How I installed PyFR 1.6.0 with CUDA backend (and dependancies) on Windows 10

721 views
Skip to first unread message

Nolan Dyck

unread,
Jun 30, 2017, 4:39:58 PM6/30/17
to PyFR Mailing List
Hello PyFR community,

I recently met Brian Vermere at a conference, who told me in conversation about PyFR and all its sleek features. I'm having some issues running large ANSYS CFX simulations on a SHARCNET computing cluster with memory allocation and poor cpu usage, and I wanted to take PyFR for a test drive as a possible substitute. The key here is I want to test out a bunch of stuff on my local machine before I decide to submit a formal request to have it installed on a HPC cluster.
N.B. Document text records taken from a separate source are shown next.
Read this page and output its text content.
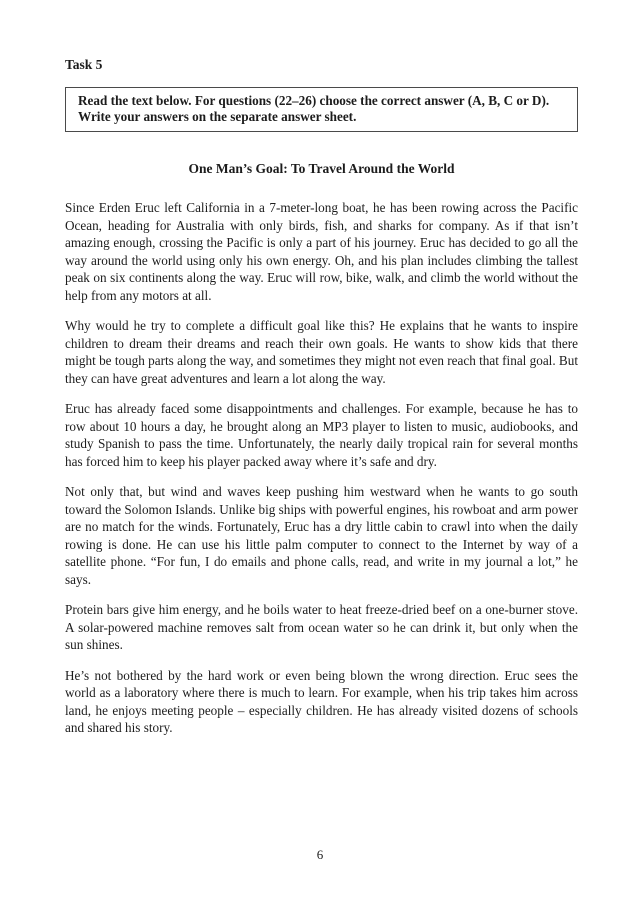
Task 5

Read the text below. For questions (22–26) choose the correct answer (A, B, C or D). Write your answers on the separate answer sheet.

One Man’s Goal: To Travel Around the World

Since Erden Eruc left California in a 7-meter-long boat, he has been rowing across the Pacific Ocean, heading for Australia with only birds, fish, and sharks for company. As if that isn’t amazing enough, crossing the Pacific is only a part of his journey. Eruc has decided to go all the way around the world using only his own energy. Oh, and his plan includes climbing the tallest peak on six continents along the way. Eruc will row, bike, walk, and climb the world without the help from any motors at all.

Why would he try to complete a difficult goal like this? He explains that he wants to inspire children to dream their dreams and reach their own goals. He wants to show kids that there might be tough parts along the way, and sometimes they might not even reach that final goal. But they can have great adventures and learn a lot along the way.

Eruc has already faced some disappointments and challenges. For example, because he has to row about 10 hours a day, he brought along an MP3 player to listen to music, audiobooks, and study Spanish to pass the time. Unfortunately, the nearly daily tropical rain for several months has forced him to keep his player packed away where it’s safe and dry.

Not only that, but wind and waves keep pushing him westward when he wants to go south toward the Solomon Islands. Unlike big ships with powerful engines, his rowboat and arm power are no match for the winds. Fortunately, Eruc has a dry little cabin to crawl into when the daily rowing is done. He can use his little palm computer to connect to the Internet by way of a satellite phone. “For fun, I do emails and phone calls, read, and write in my journal a lot,” he says.

Protein bars give him energy, and he boils water to heat freeze-dried beef on a one-burner stove. A solar-powered machine removes salt from ocean water so he can drink it, but only when the sun shines.

He’s not bothered by the hard work or even being blown the wrong direction. Eruc sees the world as a laboratory where there is much to learn. For example, when his trip takes him across land, he enjoys meeting people – especially children. He has already visited dozens of schools and shared his story.

6
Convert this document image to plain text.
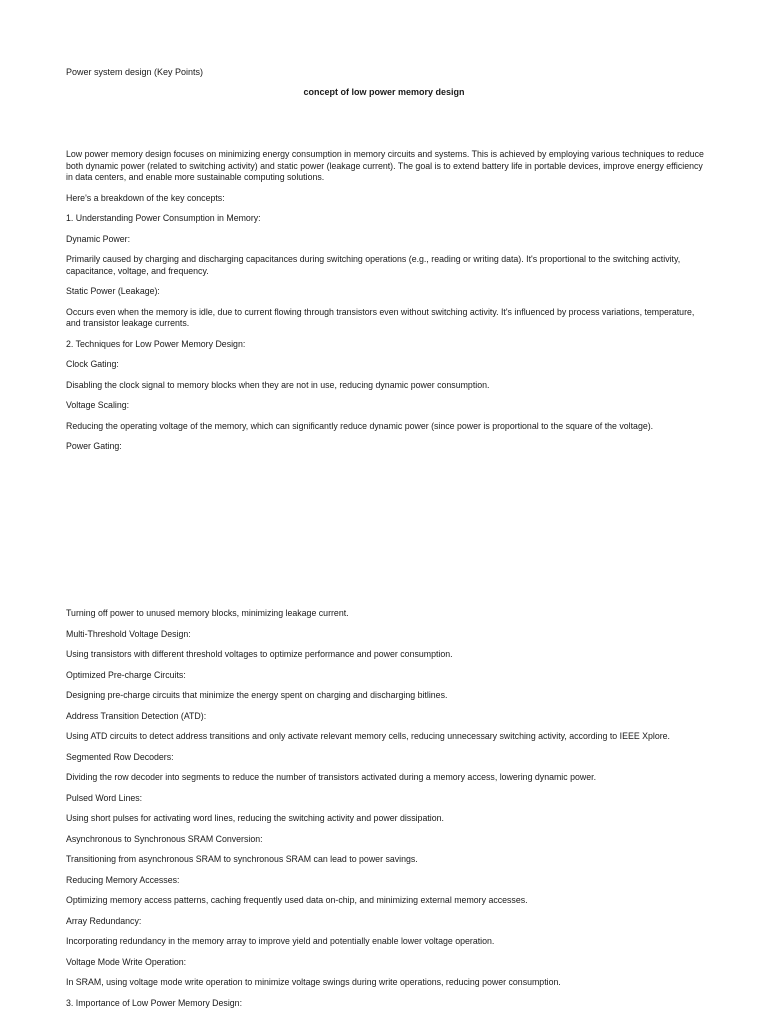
Power system design (Key Points)
concept of low power memory design

Low power memory design focuses on minimizing energy consumption in memory circuits and systems. This is achieved by employing various techniques to reduce both dynamic power (related to switching activity) and static power (leakage current). The goal is to extend battery life in portable devices, improve energy efficiency in data centers, and enable more sustainable computing solutions.

Here's a breakdown of the key concepts:

1. Understanding Power Consumption in Memory:

Dynamic Power:

Primarily caused by charging and discharging capacitances during switching operations (e.g., reading or writing data). It's proportional to the switching activity, capacitance, voltage, and frequency.

Static Power (Leakage):

Occurs even when the memory is idle, due to current flowing through transistors even without switching activity. It's influenced by process variations, temperature, and transistor leakage currents.

2. Techniques for Low Power Memory Design:

Clock Gating:

Disabling the clock signal to memory blocks when they are not in use, reducing dynamic power consumption.

Voltage Scaling:

Reducing the operating voltage of the memory, which can significantly reduce dynamic power (since power is proportional to the square of the voltage).

Power Gating:

Turning off power to unused memory blocks, minimizing leakage current.

Multi-Threshold Voltage Design:

Using transistors with different threshold voltages to optimize performance and power consumption.

Optimized Pre-charge Circuits:

Designing pre-charge circuits that minimize the energy spent on charging and discharging bitlines.

Address Transition Detection (ATD):

Using ATD circuits to detect address transitions and only activate relevant memory cells, reducing unnecessary switching activity, according to IEEE Xplore.

Segmented Row Decoders:

Dividing the row decoder into segments to reduce the number of transistors activated during a memory access, lowering dynamic power.

Pulsed Word Lines:

Using short pulses for activating word lines, reducing the switching activity and power dissipation.

Asynchronous to Synchronous SRAM Conversion:

Transitioning from asynchronous SRAM to synchronous SRAM can lead to power savings.

Reducing Memory Accesses:

Optimizing memory access patterns, caching frequently used data on-chip, and minimizing external memory accesses.

Array Redundancy:

Incorporating redundancy in the memory array to improve yield and potentially enable lower voltage operation.

Voltage Mode Write Operation:

In SRAM, using voltage mode write operation to minimize voltage swings during write operations, reducing power consumption.

3. Importance of Low Power Memory Design:
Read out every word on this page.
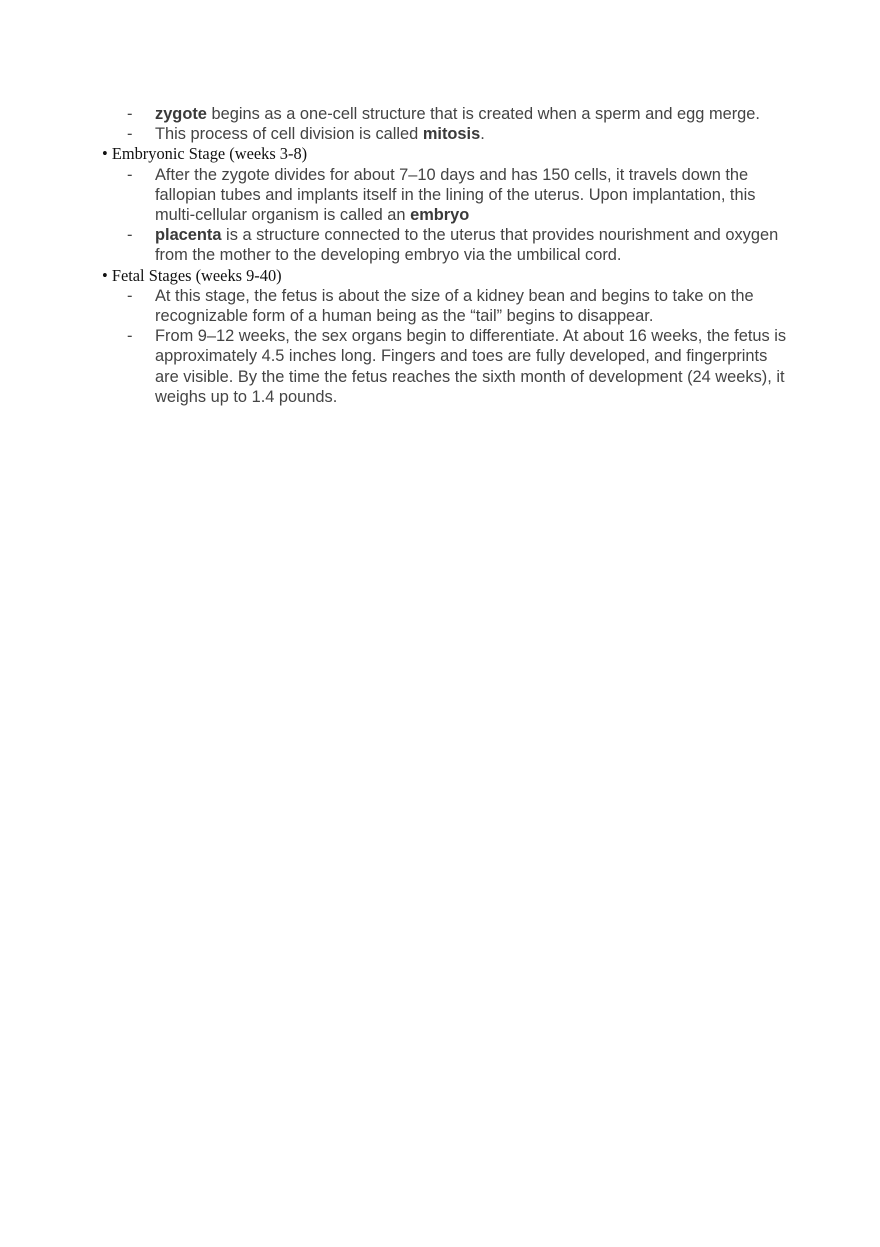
- zygote begins as a one-cell structure that is created when a sperm and egg merge.
- This process of cell division is called mitosis.

• Embryonic Stage (weeks 3-8)

- After the zygote divides for about 7–10 days and has 150 cells, it travels down the fallopian tubes and implants itself in the lining of the uterus. Upon implantation, this multi-cellular organism is called an embryo
- placenta is a structure connected to the uterus that provides nourishment and oxygen from the mother to the developing embryo via the umbilical cord.

• Fetal Stages (weeks 9-40)

- At this stage, the fetus is about the size of a kidney bean and begins to take on the recognizable form of a human being as the “tail” begins to disappear.
- From 9–12 weeks, the sex organs begin to differentiate. At about 16 weeks, the fetus is approximately 4.5 inches long. Fingers and toes are fully developed, and fingerprints are visible. By the time the fetus reaches the sixth month of development (24 weeks), it weighs up to 1.4 pounds.
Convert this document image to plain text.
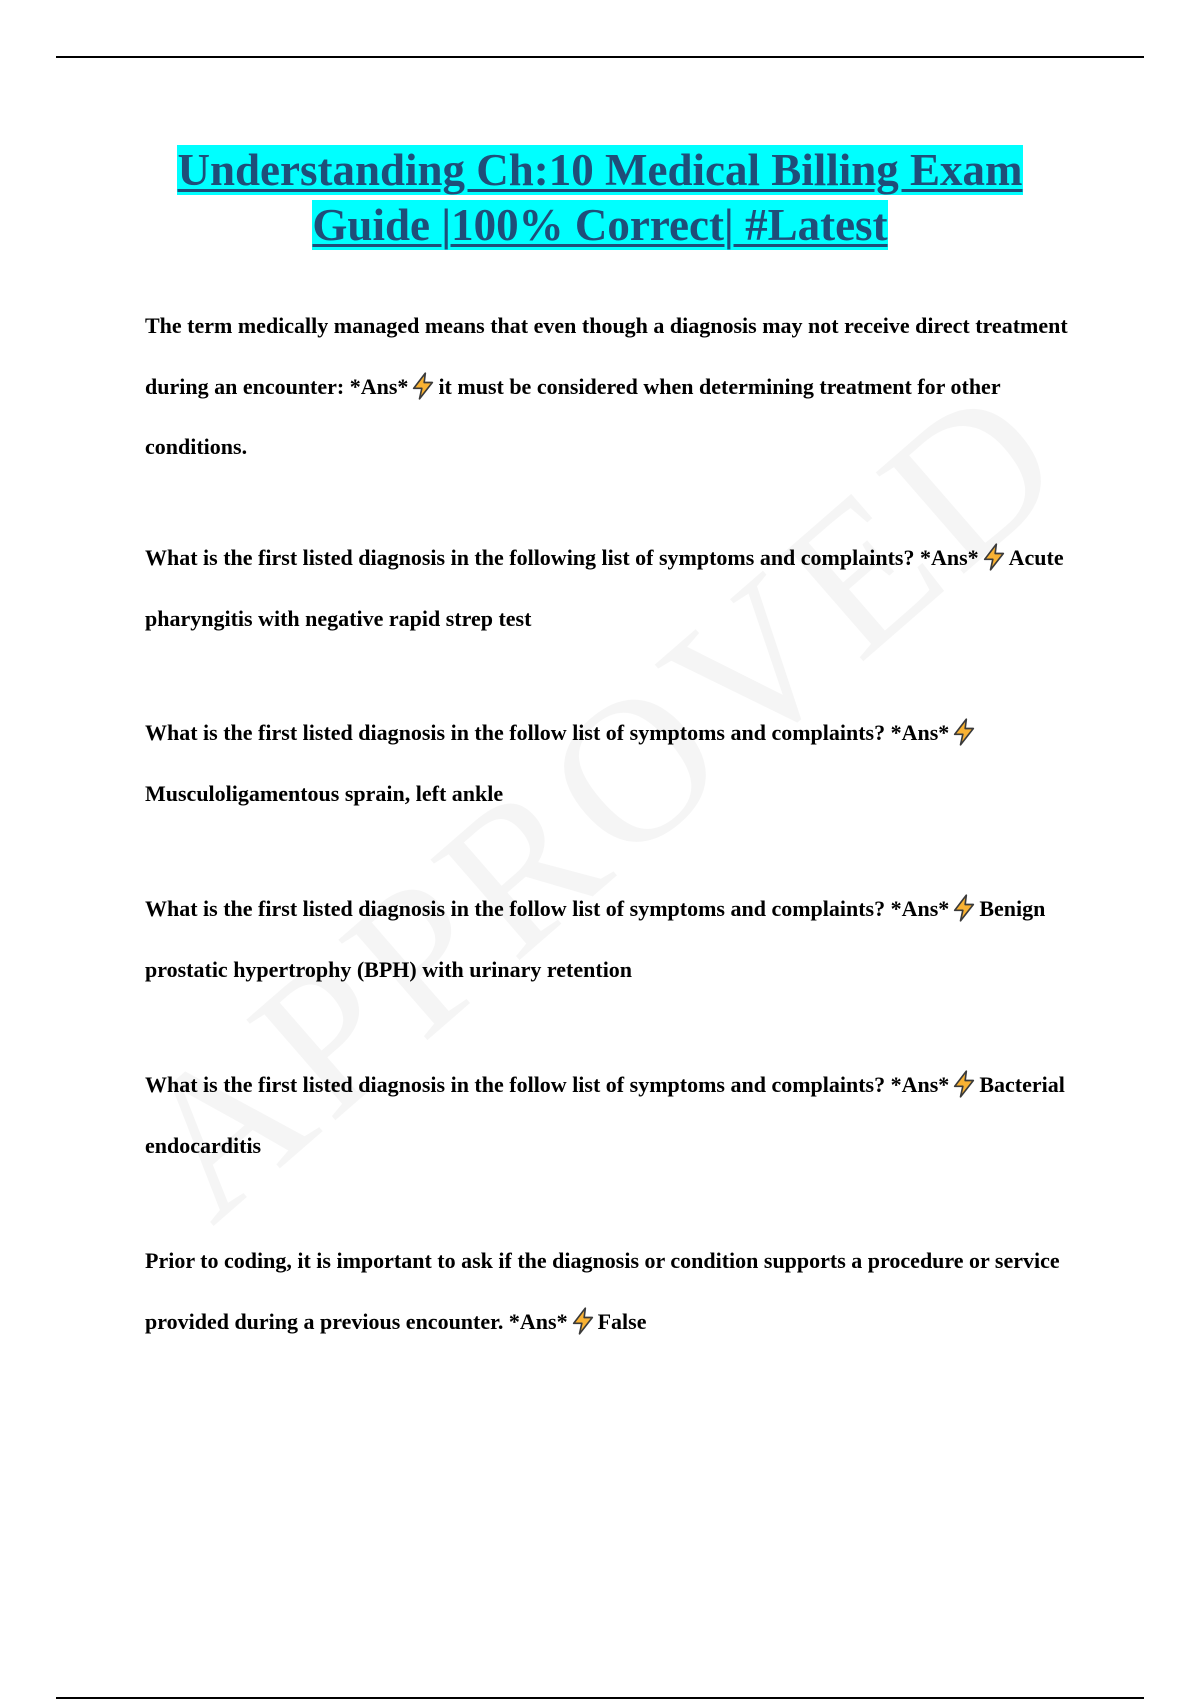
Understanding Ch:10 Medical Billing Exam
Guide |100% Correct| #Latest

The term medically managed means that even though a diagnosis may not receive direct treatment during an encounter: *Ans* it must be considered when determining treatment for other conditions.

What is the first listed diagnosis in the following list of symptoms and complaints? *Ans* Acute pharyngitis with negative rapid strep test

What is the first listed diagnosis in the follow list of symptoms and complaints? *Ans*Musculoligamentous sprain, left ankle

What is the first listed diagnosis in the follow list of symptoms and complaints? *Ans* Benign prostatic hypertrophy (BPH) with urinary retention

What is the first listed diagnosis in the follow list of symptoms and complaints? *Ans* Bacterial endocarditis

Prior to coding, it is important to ask if the diagnosis or condition supports a procedure or service provided during a previous encounter. *Ans* False
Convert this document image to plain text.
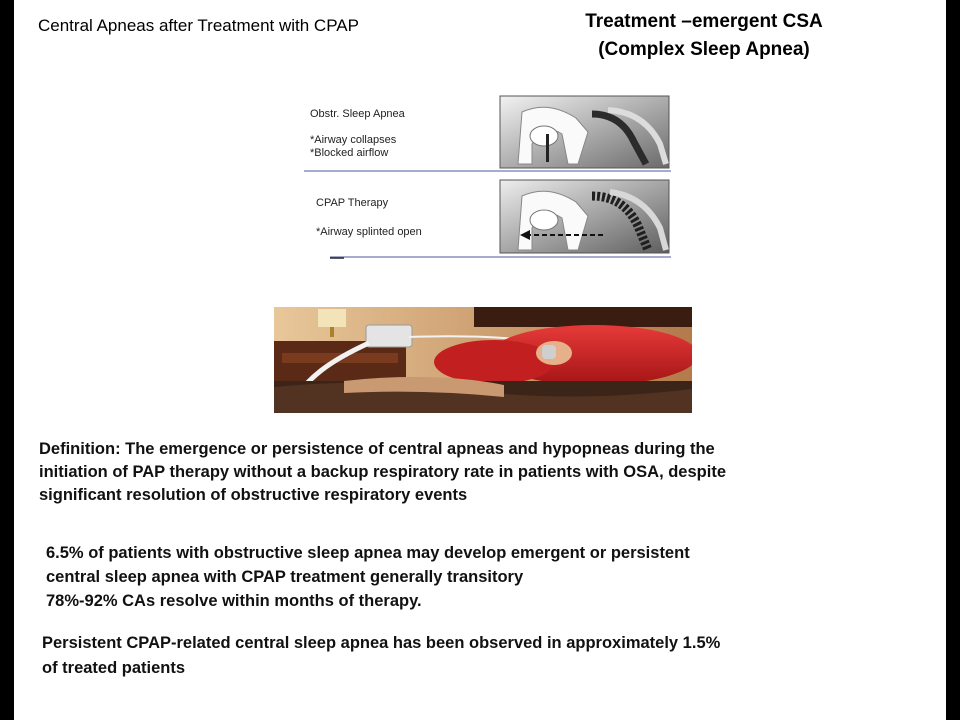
Central Apneas after Treatment with CPAP	Treatment –emergent CSA
(Complex Sleep Apnea)
Obstr. Sleep Apnea
*Airway collapses
*Blocked airflow
CPAP Therapy
*Airway splinted open
Definition: The emergence or persistence of central apneas and hypopneas during the
initiation of PAP therapy without a backup respiratory rate in patients with OSA, despite
significant resolution of obstructive respiratory events
6.5% of patients with obstructive sleep apnea may develop emergent or persistent
central sleep apnea with CPAP treatment generally transitory
78%-92% CAs resolve within months of therapy.
Persistent CPAP-related central sleep apnea has been observed in approximately 1.5%
of treated patients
I very quickly got the impression when browsing the website that PyFR is Linux focused (for good reason too!). So I tried installing PyFR (and dependancies) on Ubuntu (Xenial) running as a guest OS in VirtualBox hosted by Windows 7. Since my work PC is equipped with a GTX 460, it made sense to try the CUDA backend. Everything went smoothly until the part where I had to install CUDA. Since the guest OS doesn't have direct access to the underlying hardware, a workaround is needed: PCI-passthrough. There's not a lot of clear information on how this can be applied to the CUDA library, and I didn't see anyone else who has done this with PyFR so I decided to try Windows instead.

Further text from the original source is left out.